There is a sharp edge of language and story in this startling beautiful, stark novel of recent history in Canada--the reality of the 1960's & 70's life for Native Peoples. Here is seven year old Saul Indian Horse (Ojibway) and his succor which is hockey; the beauty of the ice and its "white glory" that proves to be his lifeline. This is a story of surviving the things that can save, tear down and restore your core being. — Maeve Noonan
Named a "Best Novel of the Decade" by Literary Hub Saul Indian Horse is a child when his family retreats into the woods. Among the lakes and the cedars, they attempt to reconnect with half-forgotten traditions and hide from the authorities who have been kidnapping Ojibway youth. But when winter approaches, Saul loses everything: his brother, his parents, his beloved grandmother--and then his home itself.
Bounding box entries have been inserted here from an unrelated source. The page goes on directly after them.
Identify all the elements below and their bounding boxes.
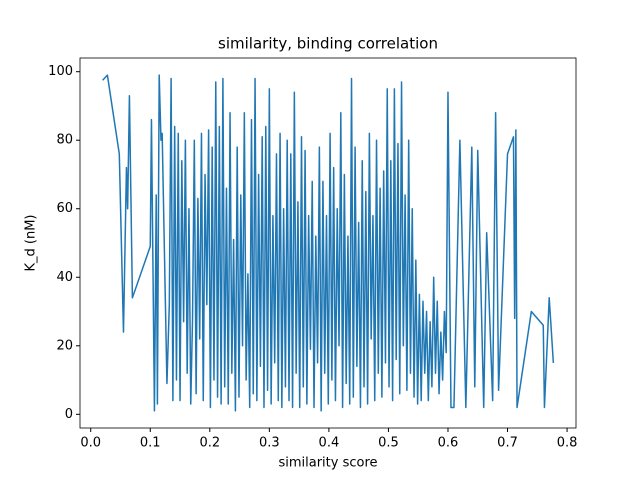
data-line — [102, 74, 555, 412]
x-tick-label: 0.3 — [259, 436, 280, 451]
chart-title: similarity, binding correlation — [218, 35, 438, 53]
x-tick-label: 0.1 — [140, 436, 161, 451]
x-tick-label: 0.2 — [199, 436, 220, 451]
x-tick-label: 0.5 — [378, 436, 399, 451]
y-axis-label: K_d (nM) — [24, 214, 39, 271]
x-tick-label: 0.4 — [319, 436, 340, 451]
y-tick-label: 100 — [48, 64, 73, 79]
x-tick-label: 0.6 — [438, 436, 459, 451]
x-axis-label: similarity score — [278, 456, 377, 471]
x-tick-label: 0.0 — [80, 436, 101, 451]
y-tick-label: 20 — [56, 338, 73, 353]
x-tick-label: 0.7 — [497, 436, 518, 451]
x-tick-label: 0.8 — [557, 436, 578, 451]
y-tick-label: 60 — [56, 201, 73, 216]
y-tick-label: 80 — [56, 133, 73, 148]
plot-frame — [79, 57, 577, 429]
y-tick-label: 40 — [56, 270, 73, 285]
y-tick-label: 0 — [65, 407, 73, 422]
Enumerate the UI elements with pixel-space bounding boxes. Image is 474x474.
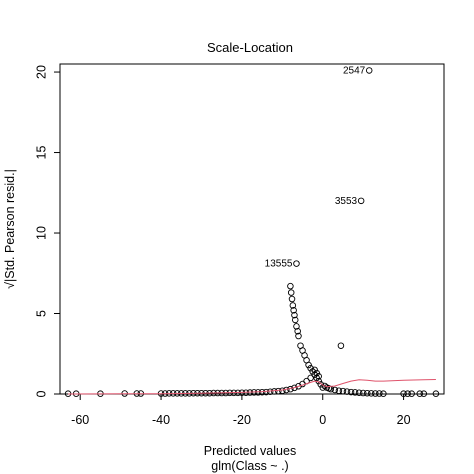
chart-title: Scale-Location: [207, 40, 293, 55]
data-point: [347, 388, 355, 396]
data-point: [359, 389, 367, 397]
data-point: [295, 332, 302, 340]
smooth-curve: [68, 379, 436, 395]
y-tick-label: 5: [34, 310, 48, 317]
x-axis-label: Predicted values: [204, 444, 296, 458]
data-point: [311, 366, 318, 374]
data-point: [292, 316, 299, 324]
x-tick-label: -60: [71, 413, 89, 427]
data-point: [380, 390, 387, 397]
y-tick-label: 20: [34, 65, 48, 79]
data-point: [307, 374, 314, 382]
data-point: [293, 260, 300, 267]
data-point: [311, 371, 318, 378]
x-tick-label: -40: [152, 413, 170, 427]
data-point: [432, 390, 440, 397]
data-point: [313, 369, 320, 377]
data-point: [339, 387, 347, 395]
y-tick-label: 0: [34, 390, 48, 397]
chart-subtitle: glm(Class ~ .): [211, 459, 288, 473]
data-point: [279, 387, 286, 395]
point-annotation-label: 13555: [265, 259, 293, 270]
y-axis-label: √|Std. Pearson resid.|: [3, 169, 17, 289]
data-point: [258, 388, 266, 396]
data-point: [291, 311, 298, 319]
data-point: [372, 390, 379, 397]
data-point: [293, 323, 300, 330]
data-point: [266, 388, 274, 395]
x-tick-label: 0: [319, 413, 326, 427]
data-point: [309, 368, 316, 375]
data-point: [355, 389, 363, 396]
plot-frame: [59, 63, 445, 395]
data-point: [254, 389, 262, 396]
y-tick-label: 10: [34, 226, 48, 240]
y-tick-label: 15: [34, 146, 48, 160]
data-point: [363, 389, 371, 397]
data-point: [289, 302, 297, 309]
smooth-line: [68, 379, 436, 395]
data-point: [367, 390, 375, 397]
data-point: [262, 388, 270, 396]
point-annotation-label: 3553: [335, 196, 358, 207]
data-point: [288, 295, 296, 303]
data-point: [400, 390, 407, 397]
data-point: [420, 390, 428, 397]
x-tick-label: 20: [397, 413, 411, 427]
data-point: [365, 67, 373, 74]
data-point: [343, 388, 351, 395]
data-point: [335, 387, 343, 395]
data-point: [408, 390, 415, 397]
data-points: [64, 67, 440, 397]
point-annotations: 2547 3553 13555: [265, 65, 366, 269]
data-point: [307, 364, 314, 372]
data-point: [357, 197, 365, 205]
data-point: [290, 307, 297, 314]
data-point: [305, 361, 312, 369]
y-axis: 0 5 10 15 20: [34, 65, 60, 397]
data-point: [287, 289, 295, 296]
data-point: [416, 390, 423, 397]
data-point: [294, 327, 301, 335]
data-point: [287, 282, 294, 290]
point-annotation-label: 2547: [343, 65, 366, 76]
data-point: [376, 390, 383, 397]
data-point: [270, 388, 278, 395]
x-axis: -60 -40 -20 0 20: [71, 394, 411, 427]
x-tick-label: -20: [233, 413, 251, 427]
data-point: [313, 374, 320, 382]
data-point: [315, 373, 322, 380]
data-point: [337, 342, 345, 349]
data-point: [317, 381, 324, 388]
data-point: [331, 386, 339, 394]
data-point: [404, 390, 411, 397]
data-point: [275, 387, 282, 395]
data-point: [351, 389, 359, 396]
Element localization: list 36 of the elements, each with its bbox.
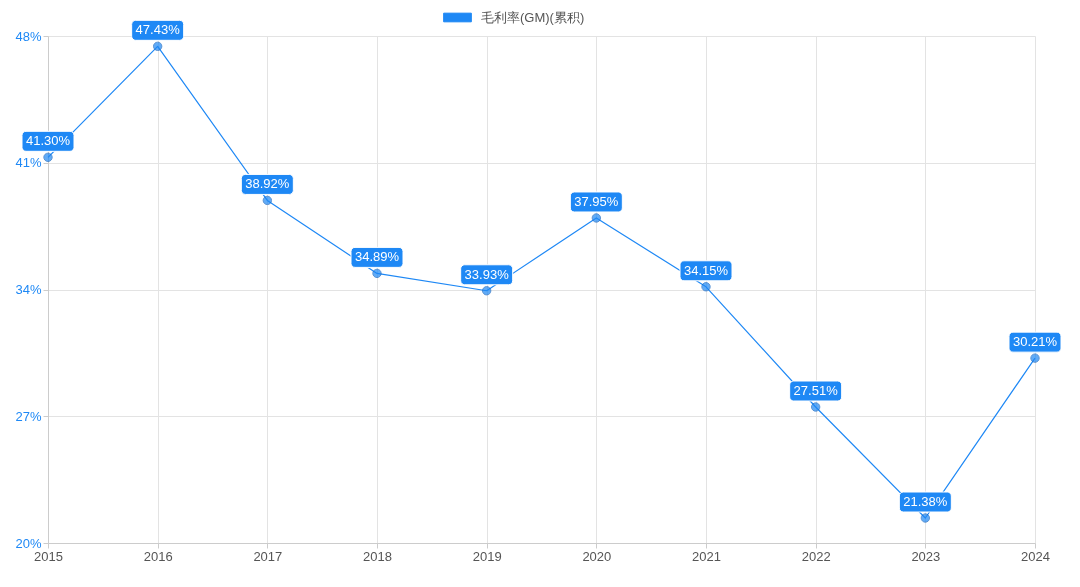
- y-tick-label: 34%: [15, 282, 42, 297]
- point: [810, 402, 821, 412]
- point: [1030, 353, 1040, 363]
- x-tick-label: 2016: [143, 548, 173, 564]
- x-tick-label: 2017: [253, 548, 283, 564]
- point: [591, 213, 602, 223]
- data-label: 27.51%: [793, 383, 839, 399]
- point: [372, 268, 382, 279]
- point: [152, 41, 163, 51]
- data-label: 41.30%: [25, 133, 71, 149]
- data-label: 38.92%: [245, 176, 290, 192]
- data-label: 30.21%: [1012, 334, 1058, 350]
- x-tick-label: 2022: [801, 548, 831, 564]
- point: [262, 195, 273, 206]
- point: [481, 286, 492, 296]
- point: [701, 282, 711, 292]
- x-tick-label: 2019: [472, 548, 502, 564]
- y-tick-label: 41%: [15, 155, 42, 171]
- y-tick-label: 27%: [15, 408, 42, 424]
- point: [920, 513, 931, 523]
- data-label: 34.89%: [354, 249, 400, 265]
- y-tick-label: 20%: [15, 535, 42, 551]
- point: [43, 152, 53, 162]
- x-tick-label: 2024: [1021, 548, 1050, 564]
- data-label: 34.15%: [683, 262, 729, 278]
- y-tick-label: 48%: [15, 28, 42, 44]
- data-label: 33.93%: [464, 266, 510, 282]
- data-label: 37.95%: [574, 193, 619, 209]
- x-tick-label: 2023: [911, 548, 941, 564]
- x-tick-label: 2021: [692, 548, 721, 564]
- legend-label: 毛利率(GM)(累积): [481, 9, 585, 25]
- data-label: 47.43%: [135, 22, 181, 38]
- x-tick-label: 2020: [582, 548, 612, 564]
- x-tick-label: 2018: [363, 548, 392, 564]
- x-tick-label: 2015: [34, 548, 63, 564]
- data-label: 21.38%: [903, 494, 948, 510]
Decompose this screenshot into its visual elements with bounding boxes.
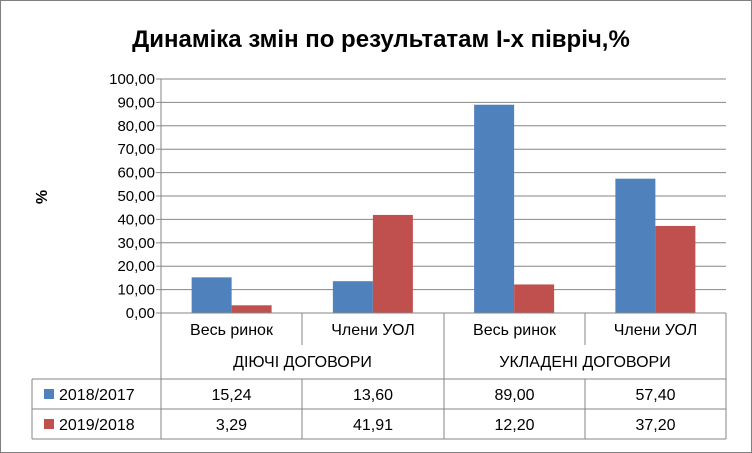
x-tick-label: Члени УОЛ bbox=[331, 322, 415, 339]
data-table: Весь ринок Члени УОЛ Весь ринок Члени УОЛ ДІ… bbox=[31, 312, 727, 440]
data-label: 57,40 bbox=[635, 387, 675, 404]
bars bbox=[191, 104, 696, 314]
y-tick-label: 10,00 bbox=[117, 282, 155, 299]
legend-label: 2018/2017 bbox=[59, 387, 135, 404]
legend-swatch bbox=[44, 389, 54, 399]
y-tick-label: 50,00 bbox=[117, 188, 155, 205]
y-tick-label: 70,00 bbox=[117, 141, 155, 158]
bar-2-2 bbox=[372, 214, 413, 313]
data-label: 12,20 bbox=[494, 417, 534, 434]
group-label: ДІЮЧІ ДОГОВОРИ bbox=[233, 354, 372, 371]
data-label: 89,00 bbox=[494, 387, 534, 404]
data-label: 3,29 bbox=[216, 417, 247, 434]
gridlines bbox=[156, 78, 726, 314]
bar-2-3 bbox=[514, 284, 555, 313]
legend-label: 2019/2018 bbox=[59, 417, 135, 434]
data-label: 15,24 bbox=[211, 387, 251, 404]
bar-1-3 bbox=[474, 104, 515, 314]
y-axis-label: % bbox=[34, 190, 51, 204]
y-tick-label: 60,00 bbox=[117, 165, 155, 182]
y-tick-label: 0,00 bbox=[126, 305, 155, 322]
y-tick-label: 30,00 bbox=[117, 235, 155, 252]
bar-1-4 bbox=[615, 178, 656, 313]
chart-title: Динаміка змін по результатам І-х півріч,… bbox=[132, 26, 630, 53]
x-tick-label: Весь ринок bbox=[190, 322, 274, 339]
legend-swatch bbox=[44, 419, 54, 429]
y-tick-label: 40,00 bbox=[117, 211, 155, 228]
group-label: УКЛАДЕНІ ДОГОВОРИ bbox=[499, 354, 670, 371]
y-tick-label: 80,00 bbox=[117, 118, 155, 135]
x-tick-label: Весь ринок bbox=[473, 322, 557, 339]
y-tick-label: 90,00 bbox=[117, 94, 155, 111]
bar-2-4 bbox=[655, 225, 696, 313]
bar-1-1 bbox=[191, 277, 232, 313]
y-axis-ticks: 0,00 10,00 20,00 30,00 40,00 50,00 60,00 70,00 8… bbox=[109, 71, 155, 322]
data-label: 41,91 bbox=[353, 417, 393, 434]
bar-1-2 bbox=[332, 281, 373, 313]
y-tick-label: 20,00 bbox=[117, 258, 155, 275]
x-tick-label: Члени УОЛ bbox=[614, 322, 698, 339]
bar-2-1 bbox=[231, 305, 272, 313]
data-label: 13,60 bbox=[353, 387, 393, 404]
y-tick-label: 100,00 bbox=[109, 71, 155, 88]
data-label: 37,20 bbox=[635, 417, 675, 434]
Alone in the world and placed in a horrific boarding school, Saul is surrounded by violence and cruelty. At the urging of a priest, he finds a tentative salvation in hockey. Rising at dawn to practice alone, Saul proves determined and undeniably gifted. His intuition and vision are unmatched. His speed is remarkable. Together they open doors for him: away from the school, into an all-Ojibway amateur circuit, and finally within grasp of a professional career. Yet as Saul's victories mount, so do the indignities and the taunts, the racism and the hatred--the harshness of a world that will never welcome him, tied inexorably to the sport he loves.
Spare and compact yet undeniably rich, Indian Horse
is at once a heartbreaking account of a dark chapter in our history and a moving coming-of-age story.